Für immer jung

Seniorenchor singt Lieder von den Ramones, Radiohead, den Rolling Stones und The Clash.
Eine bunte Truppe mehr oder weniger rüstiger Pensionisten singt "Forever Young", "I Feel Good" und andere Produkte der eigentlich ganz auf Jugendlichkeit bedachten Popindustrie.

Der Dokumentarfilm "Young@Heart" (Kinostart 2. Jänner) erzählt die wunderbare Geschichte eines Seniorenchors aus dem US-Bundesstaat Massachusetts, der eines ganz sicher nicht ist: das, was man sich gewöhnlicherweise unter einem Gesangsverein alter Menschen vorstellt.

Proben mit Hindernissen
Die Gruppe Young@Heart singt Lieder von den Ramones, Radiohead, den Rolling Stones und The Clash - und das alles kommt aus den Kehlen von Menschen, die zwischen 75 und 92 Jahre alt sind. Die Chormitglieder strotzen vor Energie, bestechen durch bissigen Humor und legen eine imposante Gelassenheit an den Tag.

Sieben Wochen lang hat der britische Regisseur Stephen Walker Young@Heart bei den Vorbereitungen auf einen Auftritt begleitet. Die Kamera ist dabei, wenn der barsch-herzliche Chorleiter Bob Cilman bei den Proben kurz davor steht, die Nerven zu verlieren, weil sich die Alten den Liedtext nicht merken können.

Gerührte Häftlinge
Bewegende Szenen fängt das Filmteam bei einem Konzert in einem Männergefängnis ein: Gestandene "Häfnbrüder" kämpfen mit den Tränen, als sie die alten Menschen "Forever Young" singen hören. "Das ist einer der besten Auftritte, die ich je in meinem Leben gesehen habe", sagt einer.

Bowie, Clash, Ramones
Die Auswahl der Songs schwankt zwischen nett - "Golden Years" von David Bowie -, selbstironisch - "Road to Nowhere" von den Talking Heads, "Should I Stay or Should I Go?" von den Clash - und doppelbödig, wenn der Chor "I Wanna Be Sedated" von den Ramones anstimmt.

Wohlklingend ist das nicht immer, schließlich haben die singenden Alten mehr als einmal Probleme damit, Tonhöhen und Takt zu treffen.

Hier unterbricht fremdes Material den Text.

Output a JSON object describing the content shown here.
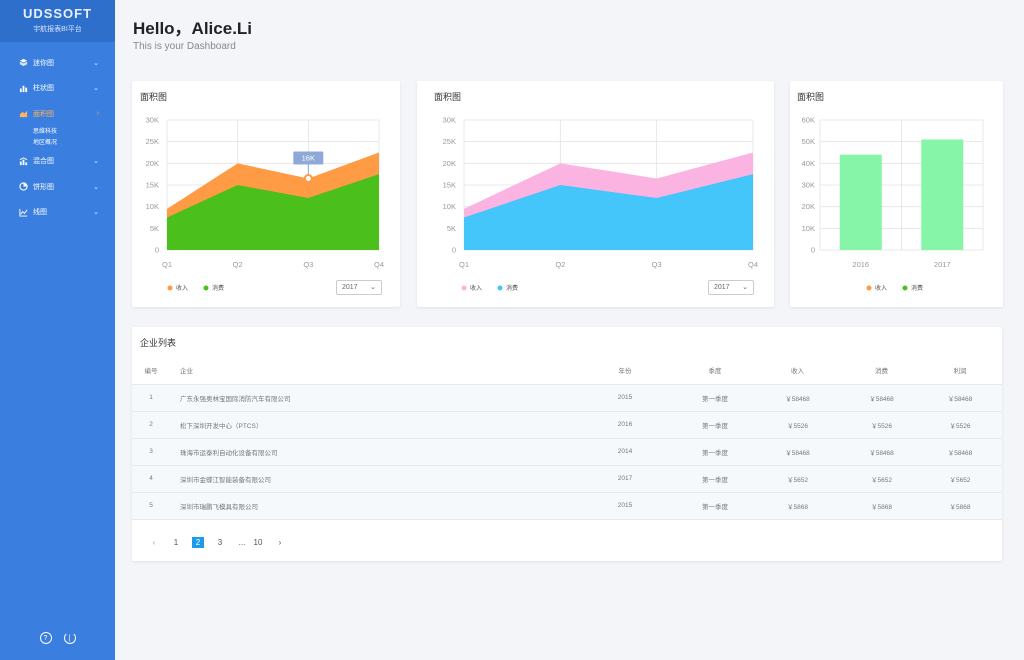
{
  "sidebar": {
    "logo": "UDSSOFT",
    "subtitle": "宇航报表BI平台",
    "items": [
      {
        "label": "迷你图",
        "icon": "cube-icon"
      },
      {
        "label": "柱状图",
        "icon": "bar-chart-icon"
      },
      {
        "label": "面积图",
        "icon": "area-chart-icon",
        "active": true
      },
      {
        "label": "混合图",
        "icon": "mixed-chart-icon"
      },
      {
        "label": "饼形图",
        "icon": "pie-chart-icon"
      },
      {
        "label": "线图",
        "icon": "line-chart-icon"
      }
    ],
    "subitems": [
      "思维科技",
      "地区概况"
    ],
    "active_color": "#ffb35a"
  },
  "header": {
    "greeting": "Hello，Alice.Li",
    "subtitle": "This is your Dashboard"
  },
  "cards": [
    {
      "title": "面积图",
      "legend": [
        "收入",
        "消费"
      ],
      "select": "2017",
      "tooltip": "16K"
    },
    {
      "title": "面积图",
      "legend": [
        "收入",
        "消费"
      ],
      "select": "2017"
    },
    {
      "title": "面积图",
      "legend": [
        "收入",
        "消费"
      ]
    }
  ],
  "chart_data": [
    {
      "type": "area",
      "title": "面积图",
      "categories": [
        "Q1",
        "Q2",
        "Q3",
        "Q4"
      ],
      "series": [
        {
          "name": "收入",
          "values": [
            9500,
            20000,
            16500,
            22500
          ],
          "color": "#ff9a45"
        },
        {
          "name": "消费",
          "values": [
            7500,
            15000,
            12000,
            17500
          ],
          "color": "#4bbf1c"
        }
      ],
      "ylim": [
        0,
        30000
      ],
      "yticks": [
        "0",
        "5K",
        "10K",
        "15K",
        "20K",
        "25K",
        "30K"
      ],
      "tooltip": {
        "category": "Q3",
        "label": "16K"
      }
    },
    {
      "type": "area",
      "title": "面积图",
      "categories": [
        "Q1",
        "Q2",
        "Q3",
        "Q4"
      ],
      "series": [
        {
          "name": "收入",
          "values": [
            9500,
            20000,
            16500,
            22500
          ],
          "color": "#fbb3e2"
        },
        {
          "name": "消费",
          "values": [
            7500,
            15000,
            12000,
            17500
          ],
          "color": "#45c6fb"
        }
      ],
      "ylim": [
        0,
        30000
      ],
      "yticks": [
        "0",
        "5K",
        "10K",
        "15K",
        "20K",
        "25K",
        "30K"
      ]
    },
    {
      "type": "bar",
      "title": "面积图",
      "categories": [
        "2016",
        "2017"
      ],
      "values": [
        44000,
        51000
      ],
      "color": "#86f5a8",
      "ylim": [
        0,
        60000
      ],
      "yticks": [
        "0",
        "10K",
        "20K",
        "30K",
        "40K",
        "50K",
        "60K"
      ],
      "legend_colors": [
        "#ff9a45",
        "#4bbf1c"
      ]
    }
  ],
  "table": {
    "title": "企业列表",
    "headers": [
      "编号",
      "企业",
      "年份",
      "季度",
      "收入",
      "消费",
      "利润"
    ],
    "rows": [
      [
        "1",
        "广东永强奥林宝国际消防汽车有限公司",
        "2015",
        "第一季度",
        "￥58468",
        "￥58468",
        "￥58468"
      ],
      [
        "2",
        "松下深圳开发中心（PTCS）",
        "2016",
        "第一季度",
        "￥5526",
        "￥5526",
        "￥5526"
      ],
      [
        "3",
        "珠海市运泰利自动化设备有限公司",
        "2014",
        "第一季度",
        "￥58468",
        "￥58468",
        "￥58468"
      ],
      [
        "4",
        "深圳市金蝶江智能装备有限公司",
        "2017",
        "第一季度",
        "￥5652",
        "￥5652",
        "￥5652"
      ],
      [
        "5",
        "深圳市瑞鹏飞模具有限公司",
        "2015",
        "第一季度",
        "￥5868",
        "￥5868",
        "￥5868"
      ]
    ]
  },
  "pagination": {
    "prev": "‹",
    "pages": [
      "1",
      "2",
      "3",
      "...",
      "10"
    ],
    "current": "2",
    "next": "›"
  }
}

Aber "Young@Heart" ist weder eine Freakshow noch eine Anbiederung an das wohl überwiegend jüngere Kinopublikum.

"Das existenzielle Ringen der Hobbysängerinnen und -sänger um Lieder, die sie im Radio normalerweise wegschalten würden, passt zur besungenen Wut des Ausgegrenztseins, passt zur Tollkühnheit einer Gang, zu Melancholie und anarchischem Humor, wie sie in den Songs verewigt sind", schreibt die "Welt" dazu.

Einblicke ins Privatleben
Neben dem Fokus auf die so altersuntypische Musik gewährt der Film intime Einblicke in das private Leben der Alten und erweitert dadurch seine Perspektive. So gibt der lebenslustige 76-jährige Charmeur Steve beim morgendlichen Rasieren im Badezimmer seine Weisheiten zu Sex im Alter zum Besten - ein Anknüpfungspunkt zum zweiten aktuellen Senioren-Kinohit "Wolke 9" von Andreas Dresen.

Der charismatische Fred Knittle erzählt in der kleinen Küche seine bewegte Geschichte: Wegen eines Herzinfarkts musste er den Chor zunächst verlassen, für den großen Auftritt kehrt er aber noch einmal auf die Bühne zurück - voller Vorfreude, hochmotiviert, doch von den Sorgen seiner Frau um seine Gesundheit begleitet.

"Man vergisst die Schmerzen"
Der Film ermuntert einerseits, das Altwerden nicht länger als Damoklesschwert zu sehen, ist aber auch dabei, wenn die Realität des Alters brutal zuschlägt.

Regisseur Walker zeigt Menschen, die von Krankheit und Todesnähe gezeichnet sind, aber zumindest für Augenblicke eine Alternative gefunden haben - oder wie ein Chormitglied im Film sagt: "Man vergisst die Schmerzen, wenn man singt."